Hi all,
I had this laptop (Lenovo Carbon X1 Gen 6), and when it had Debian, it would just go flat on sleep, and even when powered off. So strange. I checked all BIOS settings etc, but could never figure it out.
I moved it to Fedora, and it was perfect. Battery life was boosted like crazy, acted as it was meant to.
However, I have tomove away from Fedora, due to them dropping X11 (it’s an accessibility issue I’m facing with my tools) and I forgot about said issue with Debian.
Back on Debian now, woke up, powered on laptop, which was fully charged last night, and it’s flat again.
What is it, that Debian is doing differently, that is making it go flat, when powered off?
Please note, I am doing a proper shutdown. Not just closing lid, sleep, hybernate, etc.
Any advice greatly appreciated. Thanks so much!
UPDATE: I booted into a fedora live disk, and shutdown. This time the battery did not go flat at all when shutdown, indicating that it is absolutely debian related, not BIOS or anything else.

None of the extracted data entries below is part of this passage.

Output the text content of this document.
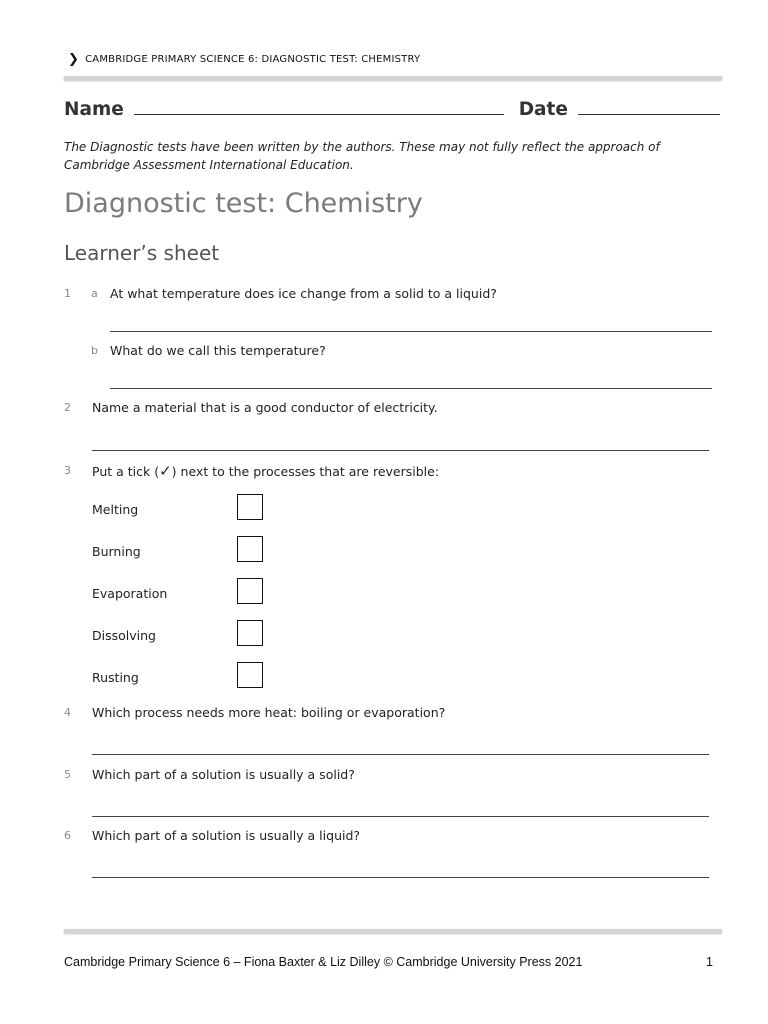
❯ CAMBRIDGE PRIMARY SCIENCE 6: DIAGNOSTIC TEST: CHEMISTRY
Name	Date
The Diagnostic tests have been written by the authors. These may not fully reflect the approach of Cambridge Assessment International Education.
Diagnostic test: Chemistry
Learner’s sheet
1 a At what temperature does ice change from a solid to a liquid?
b What do we call this temperature?
2 Name a material that is a good conductor of electricity.
3 Put a tick (✓) next to the processes that are reversible:
Melting
Burning
Evaporation
Dissolving
Rusting
4 Which process needs more heat: boiling or evaporation?
5 Which part of a solution is usually a solid?
6 Which part of a solution is usually a liquid?
Cambridge Primary Science 6 – Fiona Baxter & Liz Dilley © Cambridge University Press 2021	1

I mean, there are other explanations, like having Wake on Lan activated. But yeah it is very suspicious. It shouldn’t drain that fast, even with WoL.

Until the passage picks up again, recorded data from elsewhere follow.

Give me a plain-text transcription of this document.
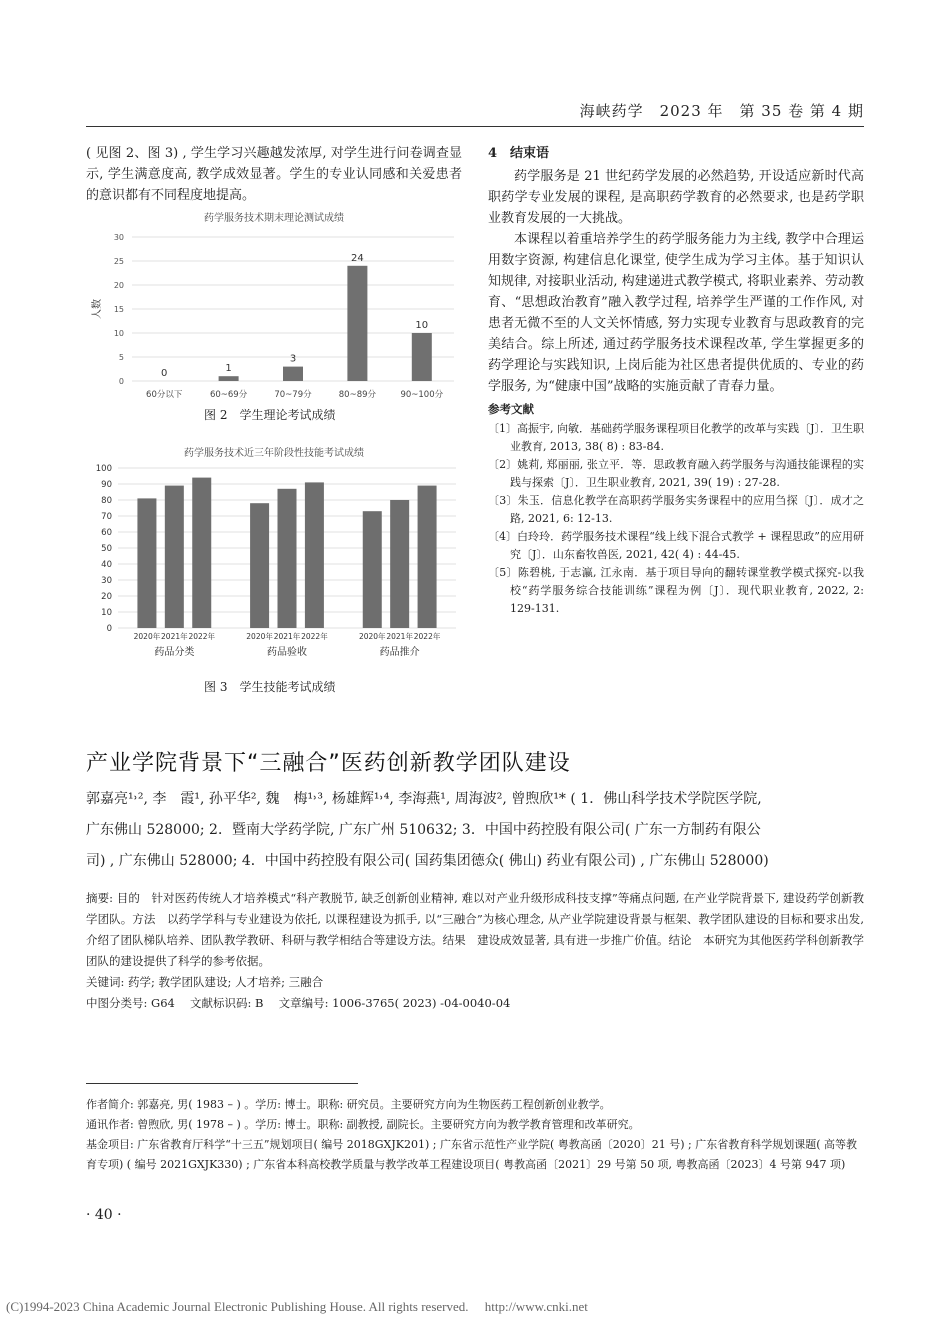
海峡药学　2023 年　第 35 卷 第 4 期

( 见图 2、图 3) , 学生学习兴趣越发浓厚, 对学生进行问卷调查显示, 学生满意度高, 教学成效显著。学生的专业认同感和关爱患者的意识都有不同程度地提高。

药学服务技术期末理论测试成绩
0
5
10
15
20
25
30
人数
0
60分以下
1
60~69分
3
70~79分
24
80~89分
10
90~100分
图 2　学生理论考试成绩
药学服务技术近三年阶段性技能考试成绩
0
10
20
30
40
50
60
70
80
90
100
2020年 2021年 2022年
药品分类
2020年 2021年 2022年
药品验收
2020年 2021年 2022年
药品推介
图 3　学生技能考试成绩
4　结束语

药学服务是 21 世纪药学发展的必然趋势, 开设适应新时代高职药学专业发展的课程, 是高职药学教育的必然要求, 也是药学职业教育发展的一大挑战。

本课程以着重培养学生的药学服务能力为主线, 教学中合理运用数字资源, 构建信息化课堂, 使学生成为学习主体。基于知识认知规律, 对接职业活动, 构建递进式教学模式, 将职业素养、劳动教育、“思想政治教育”融入教学过程, 培养学生严谨的工作作风, 对患者无微不至的人文关怀情感, 努力实现专业教育与思政教育的完美结合。综上所述, 通过药学服务技术课程改革, 学生掌握更多的药学理论与实践知识, 上岗后能为社区患者提供优质的、专业的药学服务, 为“健康中国”战略的实施贡献了青春力量。

参考文献
〔1〕高振宇, 向敏．基础药学服务课程项目化教学的改革与实践〔J〕．卫生职业教育, 2013, 38( 8) : 83-84.
〔2〕姚莉, 郑丽丽, 张立平．等．思政教育融入药学服务与沟通技能课程的实践与探索〔J〕．卫生职业教育, 2021, 39( 19) : 27-28.
〔3〕朱玉．信息化教学在高职药学服务实务课程中的应用刍探〔J〕．成才之路, 2021, 6: 12-13.
〔4〕白玲玲．药学服务技术课程“线上线下混合式教学 + 课程思政”的应用研究〔J〕．山东畜牧兽医, 2021, 42( 4) : 44-45.
〔5〕陈碧桃, 于志瀛, 江永南．基于项目导向的翻转课堂教学模式探究-以我校“药学服务综合技能训练”课程为例〔J〕．现代职业教育, 2022, 2: 129-131.
产业学院背景下“三融合”医药创新教学团队建设
郭嘉亮¹˒², 李　霞¹, 孙平华², 魏　梅¹˒³, 杨雄辉¹˒⁴, 李海燕¹, 周海波², 曾煦欣¹* ( 1．佛山科学技术学院医学院,
广东佛山 528000; 2．暨南大学药学院, 广东广州 510632; 3．中国中药控股有限公司( 广东一方制药有限公
司) , 广东佛山 528000; 4．中国中药控股有限公司( 国药集团德众( 佛山) 药业有限公司) , 广东佛山 528000)
摘要: 目的　针对医药传统人才培养模式“科产教脱节, 缺乏创新创业精神, 难以对产业升级形成科技支撑”等痛点问题, 在产业学院背景下, 建设药学创新教学团队。方法　以药学学科与专业建设为依托, 以课程建设为抓手, 以“三融合”为核心理念, 从产业学院建设背景与框架、教学团队建设的目标和要求出发, 介绍了团队梯队培养、团队教学教研、科研与教学相结合等建设方法。结果　建设成效显著, 具有进一步推广价值。结论　本研究为其他医药学科创新教学团队的建设提供了科学的参考依据。
关键词: 药学; 教学团队建设; 人才培养; 三融合
中图分类号: G64　 文献标识码: B　 文章编号: 1006-3765( 2023) -04-0040-04
作者简介: 郭嘉亮, 男( 1983 – ) 。学历: 博士。职称: 研究员。主要研究方向为生物医药工程创新创业教学。
通讯作者: 曾煦欣, 男( 1978 – ) 。学历: 博士。职称: 副教授, 副院长。主要研究方向为教学教育管理和改革研究。
基金项目: 广东省教育厅科学“十三五”规划项目( 编号 2018GXJK201) ; 广东省示范性产业学院( 粤教高函〔2020〕21 号) ; 广东省教育科学规划课题( 高等教育专项) ( 编号 2021GXJK330) ; 广东省本科高校教学质量与教学改革工程建设项目( 粤教高函〔2021〕29 号第 50 项, 粤教高函〔2023〕4 号第 947 项)
· 40 ·
(C)1994-2023 China Academic Journal Electronic Publishing House. All rights reserved.　 http://www.cnki.net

Yes, I have checked all those settings in the BIOS, and they are fine. I have no idea where to go now.
OK, a little bit of an update. I booted into the fedora live USB disk. I then shut down from there. A day later, and the battery is still on 98%. This shows that it is actually debian causing the issue, not a system issue like the BIOS or similar. Now, just to try and figure out what it is with Debian and shutdown.
Just an update, for interests sake, for those that helped me. Get this, it’s if I have the laptop plugged into power as I turn it off. I then unplug it, and it drains like crazy when OFF. But, if I unplug power, then power down, it keeps its battery beautifully. How strange.
Jesus Christ, there is something very wrong going on in there lmao. So, if you just turn it off (no unplugging) I’m guessing it’s chugging your electricity for no reason? Does it have any logs of something it could be doing while it’s “off”?
Nope, nothing. And only on Debian. It never did this on Fedora. Madness, but, I have no time to further spend on it. So, unplug, send shutdown signal, and happy life. haha, weird!